54 Disorders of Thrombosis and Hemostasis
Etiology And Pathogenesis
Congenital Bleeding Disorders
vWF is also a carrier protein for factor VIII; factor VIII unbound to vWF is rapidly degraded. vWD is classified into six types: 1, 2A, 2B, 2M, 2N, and 3. Table 54-1 provides a description and laboratory findings for all types of vWD.
Disseminated Intravascular Coagulation
In disseminated intravascular coagulation (DIC), the normal physiology of coagulation is disturbed with resultant bleeding and thrombosis within the microvasculature. DIC is always secondary to a precipitating condition such as infection, tissue injury, malignancy, venom or toxin, or microangiopathic disorders. There is widespread deposition of intravascular fibrin leading to compromised organ function and capillary leak. Continued activation of this system leads to depletion of platelets and clotting factors, resulting in clinical bleeding (Figure 54-1).
Thrombosis
Deep venous thrombosis (DVT) is a consequence of Virchow’s triad of venous stasis, endothelial injury, and a hypercoagulable state. More than 90% of children with DVT have an identifiable prothrombotic risk factor. The most common risk factor is the presence of a central venous catheter (CVC). More than 50% of DVTs in children and more than 80% in neonates are associated with a CVC. Venous stasis in children may be caused by a postoperative state, casting or splinting, or other causes of prolonged immobility. Endothelial injury may be caused by trauma, infection, inflammation, or CVCs. Children may also have an inherited thrombophilia such as factor V Leiden or prothrombin gene mutations, deficiencies in the anticoagulant proteins including C, S, or antithrombin, hyperhomocysteinemia, or an elevated lipoprotein A. Acquired causes of thrombophilia include dehydration, antiphospholipid antibodies, malignancy, inflammatory states, anticoagulant deficiencies from consumption, or loss and exposure to certain medications such as estrogen-containing oral contraceptive pills or L-asparaginase (Figure 54-2).
Clinical Presentation
Congenital Bleeding Disorders
In the newborn period, about 50% of boys with hemophilia have excessive bleeding with circumcision, and 3% to 4% have an intracranial hemorrhage. Muscle bleeds can also occur at the site of intramuscular immunization administration. Hemarthrosis is unusual in an infant and typically occurs after a child is ambulating. Patients with hemarthroses have pain, tenderness, warmth, swelling, and decreased range of motion of the affected joint. Muscle bleeds present with pain and swelling, and any muscle can be affected. Intracranial hemorrhage is the most serious type of bleeding for patients with hemophilia with the highest mortality rate and can be the result of head trauma or spontaneous in patients with severe hemophilia (Figure 54-3).
Evaluation And Management
Thrombosis
Laboratory studies for evaluation of DVT and PE include a PT and PTT as well as a CBC (Figure 54-4).
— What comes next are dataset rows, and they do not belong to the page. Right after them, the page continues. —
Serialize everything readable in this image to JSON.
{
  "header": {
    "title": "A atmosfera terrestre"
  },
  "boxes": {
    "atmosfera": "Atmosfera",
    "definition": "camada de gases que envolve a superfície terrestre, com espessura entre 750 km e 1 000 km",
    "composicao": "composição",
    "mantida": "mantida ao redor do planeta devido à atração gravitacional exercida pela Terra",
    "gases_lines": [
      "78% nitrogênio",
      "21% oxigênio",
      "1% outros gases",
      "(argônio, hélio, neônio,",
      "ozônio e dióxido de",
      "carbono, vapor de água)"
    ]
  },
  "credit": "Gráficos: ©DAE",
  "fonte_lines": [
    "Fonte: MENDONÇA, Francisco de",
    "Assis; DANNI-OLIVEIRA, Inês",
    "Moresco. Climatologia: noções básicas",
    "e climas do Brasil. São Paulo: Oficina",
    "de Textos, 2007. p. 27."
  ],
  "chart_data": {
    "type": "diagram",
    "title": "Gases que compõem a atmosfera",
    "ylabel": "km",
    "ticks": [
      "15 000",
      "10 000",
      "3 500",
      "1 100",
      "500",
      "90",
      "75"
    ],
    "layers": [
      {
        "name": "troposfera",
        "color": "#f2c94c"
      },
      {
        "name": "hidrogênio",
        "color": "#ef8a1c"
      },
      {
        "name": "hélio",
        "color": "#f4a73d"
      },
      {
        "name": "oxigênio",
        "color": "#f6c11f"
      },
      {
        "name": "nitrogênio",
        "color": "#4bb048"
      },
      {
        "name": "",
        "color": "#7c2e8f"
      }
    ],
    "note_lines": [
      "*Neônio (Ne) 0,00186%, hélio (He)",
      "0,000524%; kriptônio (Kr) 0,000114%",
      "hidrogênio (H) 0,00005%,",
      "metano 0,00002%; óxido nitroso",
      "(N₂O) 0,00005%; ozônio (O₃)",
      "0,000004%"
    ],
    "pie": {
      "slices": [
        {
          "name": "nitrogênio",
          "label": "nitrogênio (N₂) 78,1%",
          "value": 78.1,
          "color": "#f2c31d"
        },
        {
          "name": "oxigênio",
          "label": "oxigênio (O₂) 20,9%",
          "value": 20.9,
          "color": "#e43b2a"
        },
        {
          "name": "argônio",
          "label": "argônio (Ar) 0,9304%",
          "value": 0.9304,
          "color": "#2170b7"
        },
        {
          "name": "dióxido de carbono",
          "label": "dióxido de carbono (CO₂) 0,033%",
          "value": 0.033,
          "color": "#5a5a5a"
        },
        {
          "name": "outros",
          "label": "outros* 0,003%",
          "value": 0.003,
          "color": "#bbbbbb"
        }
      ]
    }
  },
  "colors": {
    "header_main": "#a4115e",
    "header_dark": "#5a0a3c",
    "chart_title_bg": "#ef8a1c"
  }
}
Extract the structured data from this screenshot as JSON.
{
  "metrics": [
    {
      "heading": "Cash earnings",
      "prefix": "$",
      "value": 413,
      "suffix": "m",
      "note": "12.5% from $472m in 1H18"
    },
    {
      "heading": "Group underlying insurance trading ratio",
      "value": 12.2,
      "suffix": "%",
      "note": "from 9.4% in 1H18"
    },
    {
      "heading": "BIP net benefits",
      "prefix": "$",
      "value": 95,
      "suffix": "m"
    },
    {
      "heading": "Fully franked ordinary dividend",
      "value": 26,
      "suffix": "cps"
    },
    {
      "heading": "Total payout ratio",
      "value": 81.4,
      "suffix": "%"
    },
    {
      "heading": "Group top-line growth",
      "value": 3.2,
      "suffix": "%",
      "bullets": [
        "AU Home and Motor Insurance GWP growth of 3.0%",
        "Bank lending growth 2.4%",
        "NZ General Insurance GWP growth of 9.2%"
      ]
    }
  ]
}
Renal function should be assessed. A D-dimer can be elevated in the presence of a DVT or PE but is not specific and can be elevated in other clinical settings and therefore is not diagnostic of the presence of thrombosis. A pregnancy test should be obtained in menstruating women. In many cases, it may be appropriate to evaluate a child for a predisposing thrombophilia, including factor V Leiden and prothrombin G20210 mutation analyses, protein C activity, protein S activity, antithrombin, homocysteine, lipoprotein(a) levels, dilute Russell Venom time, anticardiolipin, and anti-β2-glycoprotein antibodies.
When a DVT or PE is identified, anticoagulation is the definitive treatment but a decision must be made as to whether anticoagulation is appropriate, weighing the risk of bleeding versus the risk of clot propagation, embolization, or both. Acutely, therapy should be initiated with a continuous infusion of unfractionated heparin (UFH) or a subcutaneous administration of a low-molecular-weight heparin (LMWH) (Figure 54-5). Warfarin is an alternative anticoagulant that may be considered for maintenance therapy after adequate anticoagulation has been established with either heparin or a LMWH. The duration of anticoagulation depends on the clinical circumstances, size, site, and resolution of clot, as well as the presence of any thrombophilia.